The partnership is looking for more residents to get involved in those meetings, he says, and anyone living or working in the north inner-city can do so by emailing communitysafety@dublincity.ie.

The formal meetings of the partnership are quarterly and the next one is scheduled for 17 February. Sub-groups are expected to deal with specific issues, Ó Donnchú says.

Janet Horner, a Green Party councillor, was excited when the partnership launched, she said, seeing it as an innovative way to tackle the problems of the inner-city.

But so far there hasn’t been much action or many opportunities for people to feed in their ideas, Horner says.

If meetings couldn’t go ahead in person, it’s better to have them online, she says.

“It’s been six months so if people don’t start to feel like there is stuff happening, then people will start to disengage fairly soon.”

Horner, the Green Party councillor, says she also doubts about whether all groups within the catchment area are being engaged.

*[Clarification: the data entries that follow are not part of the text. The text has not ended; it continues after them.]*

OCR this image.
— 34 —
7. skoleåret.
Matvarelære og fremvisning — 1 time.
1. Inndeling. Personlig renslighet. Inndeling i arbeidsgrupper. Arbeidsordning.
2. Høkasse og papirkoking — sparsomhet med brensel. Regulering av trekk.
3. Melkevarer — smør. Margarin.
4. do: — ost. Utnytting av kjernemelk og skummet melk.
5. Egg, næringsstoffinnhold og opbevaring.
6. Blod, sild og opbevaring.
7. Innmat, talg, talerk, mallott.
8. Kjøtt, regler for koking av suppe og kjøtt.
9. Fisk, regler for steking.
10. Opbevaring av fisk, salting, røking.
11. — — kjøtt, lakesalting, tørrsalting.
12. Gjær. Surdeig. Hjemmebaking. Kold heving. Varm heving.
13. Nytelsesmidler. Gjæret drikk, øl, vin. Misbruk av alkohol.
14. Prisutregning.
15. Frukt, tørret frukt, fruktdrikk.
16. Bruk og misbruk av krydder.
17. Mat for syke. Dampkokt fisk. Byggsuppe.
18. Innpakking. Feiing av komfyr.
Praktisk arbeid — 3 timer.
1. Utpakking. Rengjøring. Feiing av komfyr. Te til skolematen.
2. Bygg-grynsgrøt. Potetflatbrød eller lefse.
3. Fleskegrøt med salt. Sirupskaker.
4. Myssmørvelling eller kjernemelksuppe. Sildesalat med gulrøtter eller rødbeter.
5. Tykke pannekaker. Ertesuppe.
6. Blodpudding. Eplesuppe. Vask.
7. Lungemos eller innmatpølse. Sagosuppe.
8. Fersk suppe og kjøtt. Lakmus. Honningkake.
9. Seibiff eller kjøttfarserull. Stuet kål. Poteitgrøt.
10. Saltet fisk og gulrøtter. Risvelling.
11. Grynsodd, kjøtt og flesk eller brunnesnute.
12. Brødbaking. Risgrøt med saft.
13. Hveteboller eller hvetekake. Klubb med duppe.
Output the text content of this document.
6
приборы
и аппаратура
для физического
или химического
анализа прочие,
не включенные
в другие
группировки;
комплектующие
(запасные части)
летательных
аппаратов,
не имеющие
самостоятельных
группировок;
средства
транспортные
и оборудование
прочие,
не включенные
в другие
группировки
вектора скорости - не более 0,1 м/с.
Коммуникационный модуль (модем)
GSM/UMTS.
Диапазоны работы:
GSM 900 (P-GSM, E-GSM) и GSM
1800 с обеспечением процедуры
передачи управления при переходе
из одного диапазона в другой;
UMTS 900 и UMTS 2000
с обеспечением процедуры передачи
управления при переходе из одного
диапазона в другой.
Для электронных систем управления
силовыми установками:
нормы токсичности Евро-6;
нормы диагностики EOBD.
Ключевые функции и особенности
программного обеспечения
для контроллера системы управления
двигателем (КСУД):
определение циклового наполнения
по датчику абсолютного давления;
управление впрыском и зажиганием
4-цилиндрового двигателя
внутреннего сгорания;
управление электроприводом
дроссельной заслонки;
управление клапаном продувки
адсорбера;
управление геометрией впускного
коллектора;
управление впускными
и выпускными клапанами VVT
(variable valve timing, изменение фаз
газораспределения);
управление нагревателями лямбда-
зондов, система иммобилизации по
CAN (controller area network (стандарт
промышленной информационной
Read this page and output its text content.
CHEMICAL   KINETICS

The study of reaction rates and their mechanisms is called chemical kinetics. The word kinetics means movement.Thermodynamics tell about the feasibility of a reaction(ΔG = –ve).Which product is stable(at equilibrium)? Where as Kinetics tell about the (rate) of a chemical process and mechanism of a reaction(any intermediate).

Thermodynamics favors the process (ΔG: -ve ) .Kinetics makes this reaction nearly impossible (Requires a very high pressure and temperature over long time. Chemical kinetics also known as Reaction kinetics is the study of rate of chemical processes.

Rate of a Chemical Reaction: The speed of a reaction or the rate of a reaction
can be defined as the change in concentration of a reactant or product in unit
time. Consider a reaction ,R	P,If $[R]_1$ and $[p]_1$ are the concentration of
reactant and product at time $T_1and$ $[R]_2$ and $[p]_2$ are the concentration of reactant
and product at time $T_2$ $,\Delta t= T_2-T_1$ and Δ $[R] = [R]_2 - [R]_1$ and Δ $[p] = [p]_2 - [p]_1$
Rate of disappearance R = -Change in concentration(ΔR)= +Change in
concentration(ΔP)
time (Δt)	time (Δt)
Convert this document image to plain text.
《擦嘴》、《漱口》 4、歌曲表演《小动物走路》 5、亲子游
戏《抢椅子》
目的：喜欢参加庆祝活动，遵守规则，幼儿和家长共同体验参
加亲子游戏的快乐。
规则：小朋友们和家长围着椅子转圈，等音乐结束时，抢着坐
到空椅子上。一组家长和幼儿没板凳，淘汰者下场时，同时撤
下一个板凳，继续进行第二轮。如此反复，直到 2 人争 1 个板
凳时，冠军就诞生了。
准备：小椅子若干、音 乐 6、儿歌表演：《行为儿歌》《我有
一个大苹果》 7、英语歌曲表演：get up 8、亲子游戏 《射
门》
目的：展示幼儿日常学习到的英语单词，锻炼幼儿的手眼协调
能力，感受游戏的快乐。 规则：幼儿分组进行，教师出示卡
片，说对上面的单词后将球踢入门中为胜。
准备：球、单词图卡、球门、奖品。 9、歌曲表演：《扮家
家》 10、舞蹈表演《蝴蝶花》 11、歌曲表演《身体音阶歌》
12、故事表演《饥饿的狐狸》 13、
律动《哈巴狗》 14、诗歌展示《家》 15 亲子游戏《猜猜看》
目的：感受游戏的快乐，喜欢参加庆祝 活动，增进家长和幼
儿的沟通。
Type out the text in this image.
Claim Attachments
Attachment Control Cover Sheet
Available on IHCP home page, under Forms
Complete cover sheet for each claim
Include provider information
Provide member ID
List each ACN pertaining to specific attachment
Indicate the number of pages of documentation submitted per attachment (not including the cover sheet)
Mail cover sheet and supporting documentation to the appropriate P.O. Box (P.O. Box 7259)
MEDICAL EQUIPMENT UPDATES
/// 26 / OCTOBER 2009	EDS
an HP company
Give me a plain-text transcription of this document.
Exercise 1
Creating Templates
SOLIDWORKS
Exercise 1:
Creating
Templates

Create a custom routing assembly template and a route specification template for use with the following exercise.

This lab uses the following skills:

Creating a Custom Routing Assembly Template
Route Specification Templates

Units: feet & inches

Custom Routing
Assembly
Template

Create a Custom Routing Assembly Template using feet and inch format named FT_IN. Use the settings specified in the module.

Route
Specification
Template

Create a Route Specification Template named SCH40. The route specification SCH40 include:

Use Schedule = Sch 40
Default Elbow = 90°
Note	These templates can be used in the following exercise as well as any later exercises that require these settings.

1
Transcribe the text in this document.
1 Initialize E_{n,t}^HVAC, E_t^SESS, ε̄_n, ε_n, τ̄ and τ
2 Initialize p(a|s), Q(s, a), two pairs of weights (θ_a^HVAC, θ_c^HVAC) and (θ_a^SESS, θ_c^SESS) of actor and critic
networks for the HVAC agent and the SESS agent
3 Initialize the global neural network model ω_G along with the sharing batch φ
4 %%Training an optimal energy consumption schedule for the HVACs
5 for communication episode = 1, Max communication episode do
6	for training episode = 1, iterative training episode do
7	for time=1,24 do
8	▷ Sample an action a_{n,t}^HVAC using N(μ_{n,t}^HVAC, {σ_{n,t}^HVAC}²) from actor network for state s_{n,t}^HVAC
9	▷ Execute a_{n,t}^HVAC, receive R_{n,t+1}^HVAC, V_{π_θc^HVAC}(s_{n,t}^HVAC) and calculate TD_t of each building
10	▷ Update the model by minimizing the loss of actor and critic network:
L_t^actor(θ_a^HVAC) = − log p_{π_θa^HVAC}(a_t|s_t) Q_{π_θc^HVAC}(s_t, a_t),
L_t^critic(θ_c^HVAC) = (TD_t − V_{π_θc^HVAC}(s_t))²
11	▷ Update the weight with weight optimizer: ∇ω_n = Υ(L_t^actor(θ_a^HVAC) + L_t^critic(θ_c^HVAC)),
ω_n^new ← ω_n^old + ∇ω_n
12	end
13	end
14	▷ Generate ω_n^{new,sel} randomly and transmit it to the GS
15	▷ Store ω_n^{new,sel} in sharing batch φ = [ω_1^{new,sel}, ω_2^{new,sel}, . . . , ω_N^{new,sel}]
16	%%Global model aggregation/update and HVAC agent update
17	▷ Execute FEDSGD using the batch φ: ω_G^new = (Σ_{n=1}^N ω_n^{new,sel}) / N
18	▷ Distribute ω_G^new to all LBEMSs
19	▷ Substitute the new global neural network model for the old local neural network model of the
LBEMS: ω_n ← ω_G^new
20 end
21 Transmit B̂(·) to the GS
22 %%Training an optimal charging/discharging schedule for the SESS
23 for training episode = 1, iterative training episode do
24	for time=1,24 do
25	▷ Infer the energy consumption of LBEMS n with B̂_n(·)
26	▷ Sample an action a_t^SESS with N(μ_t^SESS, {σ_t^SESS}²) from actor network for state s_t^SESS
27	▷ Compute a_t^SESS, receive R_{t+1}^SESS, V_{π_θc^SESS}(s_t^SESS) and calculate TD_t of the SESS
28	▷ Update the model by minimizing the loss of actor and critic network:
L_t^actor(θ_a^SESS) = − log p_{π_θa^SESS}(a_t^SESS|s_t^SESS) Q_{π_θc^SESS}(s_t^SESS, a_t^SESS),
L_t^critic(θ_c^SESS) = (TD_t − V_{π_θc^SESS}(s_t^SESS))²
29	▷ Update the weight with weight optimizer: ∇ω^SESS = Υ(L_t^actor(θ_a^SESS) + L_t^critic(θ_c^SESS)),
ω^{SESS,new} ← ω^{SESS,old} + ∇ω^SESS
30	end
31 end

The north inner-city is diverse, yet there appears to be little effort to involve new communities in the partnership, she says.

Getting It Right

Says Horner: “I really, really want this to work.”

“The idea of taking a more rounded holistic approach to solving criminality and the experience of crime is a good idea,” she says.

Building up youth intervention programmes to engage with young people who are involved in anti-social behaviour to divert them to productive activities could really work, she says.

Independent Councillor Cieran Perry says success depends on those involved. ““The approach is definitely excellent, whether you get the proper engagement from those outside agencies is the thing.”

Drug addiction is a health and social problem as well as a criminal issue, he says, so it makes sense to offer both social supports as well as policing responses.

The other big question is what the community safety plan ends up focusing on.

Perry says he welcomes all the initiatives to improve the environment in the north inner-city, he says, such as planting trees and greening. “The environment can and should be tackled.”

But there also needs to be a focus on tackling drug dealing and serious anti-social behaviour, which, he says, are primarily a policing issue. “I wouldn’t like to see any dilution of that understanding.”

Locals will judge the partnership’s success on whether it can tackle drug dealing, which he says is inextricably linked to serious organised crime in the area.

“People will look out their window and if there is open drug dealing going on then the partnership hasn’t worked,” he says.

Ó Donnchú agrees that is a major problem. “Open drug dealing in the north-east inner-city is a major issue of concern,” he says.

The community safety partnership will work with the HSE to signpost people to drug addiction services where possible, he says.

“Combine that with the work of An Garda Siochana to tackle the criminality in relation to the drug dealing itself,” he says.

There used to be outreach programmes in place to tackle that issue, and he is currently working with the HSE looking into the possibility of re-engaging those supports, he says.

Ó Donnchú says the partnership’s focus is trying to create a sustainable model for communication between communities and state services, he says. As well as addressing individual issues, such as anti-social behaviour in a specific area.

“Issues of community safety are not just the responsibility of the Gardaí,” he says. “We all have a responsibility to contribute to addressing issues as they are identified.”

The partnership wants to encourage residents to talk directly to Gardaí also, he says, hence their map with details of community gardaí for each part of the north inner-city it covers.

The partnership is due to meet with a successful community safety partnership from Derry, he says, to learn from them.

It is good that the approach is being piloted in the north inner-city, says Perry, the independent councillor, because it is probably one of the hardest areas to police and tackle drug dealing.

“If it is successful in that area it will be successful everywhere,” he says.